In December, the French government of Socialist President François Hollande announced a new National Observatory of Secularism.  Coming on the anniversary of the 1905 law establishing “laicité,” or secularity, as national dogma, the bulletin declared that the observatory aims to “formulate propositions for the transmission of public morality, giving it a dignified place in schools.”

A few days later, French Interior Minister Manuel Valls elaborated, saying the Observatory would monitor religious groups for signs of dangerous deviancy that suggested a tendency towards violence, allowing the state to intervene preemptively: The aim is not to combat opinions by force, but to detect and understand when an opinion turns into a potentially violent and criminal excess. The objective is to identify when its suitable to intervene to treat what has become a religious pathology.

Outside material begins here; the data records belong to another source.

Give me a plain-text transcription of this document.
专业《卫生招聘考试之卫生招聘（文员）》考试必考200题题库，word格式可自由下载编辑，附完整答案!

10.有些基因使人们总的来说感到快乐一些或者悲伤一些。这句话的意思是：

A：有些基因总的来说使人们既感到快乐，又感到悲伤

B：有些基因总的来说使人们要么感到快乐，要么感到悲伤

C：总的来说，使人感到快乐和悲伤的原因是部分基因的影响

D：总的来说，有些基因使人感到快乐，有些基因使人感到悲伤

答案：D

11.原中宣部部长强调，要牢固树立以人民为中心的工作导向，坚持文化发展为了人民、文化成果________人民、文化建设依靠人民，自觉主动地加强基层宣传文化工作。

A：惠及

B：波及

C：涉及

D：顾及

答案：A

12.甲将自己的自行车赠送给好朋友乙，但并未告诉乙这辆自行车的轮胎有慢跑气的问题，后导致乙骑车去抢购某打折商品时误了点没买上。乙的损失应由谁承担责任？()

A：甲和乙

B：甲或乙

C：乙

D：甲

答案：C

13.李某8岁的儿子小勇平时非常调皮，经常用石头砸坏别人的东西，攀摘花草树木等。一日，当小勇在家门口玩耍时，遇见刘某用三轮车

Valls expressed concern about all possible “excesses” – not just Muslims whose lack of assimilation and potential radicalization are constant concerns for France. Suspects include all who reject or separate themselves from the modern world, including some orthodox Jews as well as Catholics in the Civitas organization, aligned with the Society of St. Pius X and favoring a return to the monarchy. (For those who think that monarchy might not be a bad idea, see the site of Catholic Thing contributor David Warren.)

Diagnosing opinions as pathological and dangerous opens up boundless possibilities for preemptive action, motivated by any number of biases and agendas. Yet two journalists in Paris tell me the Observatory does not seem to be controversial. Former President Jacques Chirac once proffered a similar proposal. Hollande probably wants to appeal to his leftist base, and some anti-Catholic commentators hope that the move will remedy former President Nicolas Sarkozy’s alleged tendency to accommodate the Church.

But in fact its practical effects will be minimal. France already has robust domestic intelligence and counterterrorism capabilities to detect violent extremism. It has deported terror-teaching imams and banned some forms of the veil for Muslim women in schools and government facilities. 

For Americans, the problem is less the Observatory itself than the fact of its political appeal to a segment of French opinion. George Marlin was right when he wrote here recently that we are becoming like France, which could be in some ways a good thing but in this context is not. The boos at the mention of God at the Democratic Convention came from people who see religion as a dangerous pathology.

They are not the only ones concerned with this pathology. Pope Benedict XVI has addressed it in a somewhat more complete – let’s say tolerant and open-minded – way than Hollande and Valls: 

There are pathologies of religion, as we can see, and there are pathologies of reason, as we can also see. Both sorts of pathologies pose a fatal threat to peace and even to mankind as a whole, in our age of global power structures.  . . .God or the Divinity can become a way of making absolute claims for one’s own authority and interests. Such a partisan image of God. . .dissolves law and morality. Good is then whatever serves my own power, and the difference between good and evil collapses in practice. . . . We can see something of this sort in the terrorists and their ideology of martyrdom. . . . But there is also a pathology of reason that is entirely cut off from God. We have seen it in the totalitarian ideologies that cut themselves off from God and wanted. . .to construct a new man, a new world.

The consequences of reason divorced from faith emerged vividly in the French Revolution and subsequent Terror. In France and America, we need, prudently, to counter all pathologies that advance the culture of death everywhere on the political spectrum, be they Islamist terrorists abroad or the forces of modern materialist reason that exclude the supernatural at home.

And if we cannot counter them, we must at least seek to preserve the ideas and beliefs that they would eradicate, until the madness of these pathologies, sooner or later, collapses.

 

Joseph Wood is an itinerant philosopher and easily accessible hermit affiliated with Cana Academy, Walsh University, The Catholic University of America, and the University of Notre Dame Australia, none of which bears any responsibility for his errors or missteps.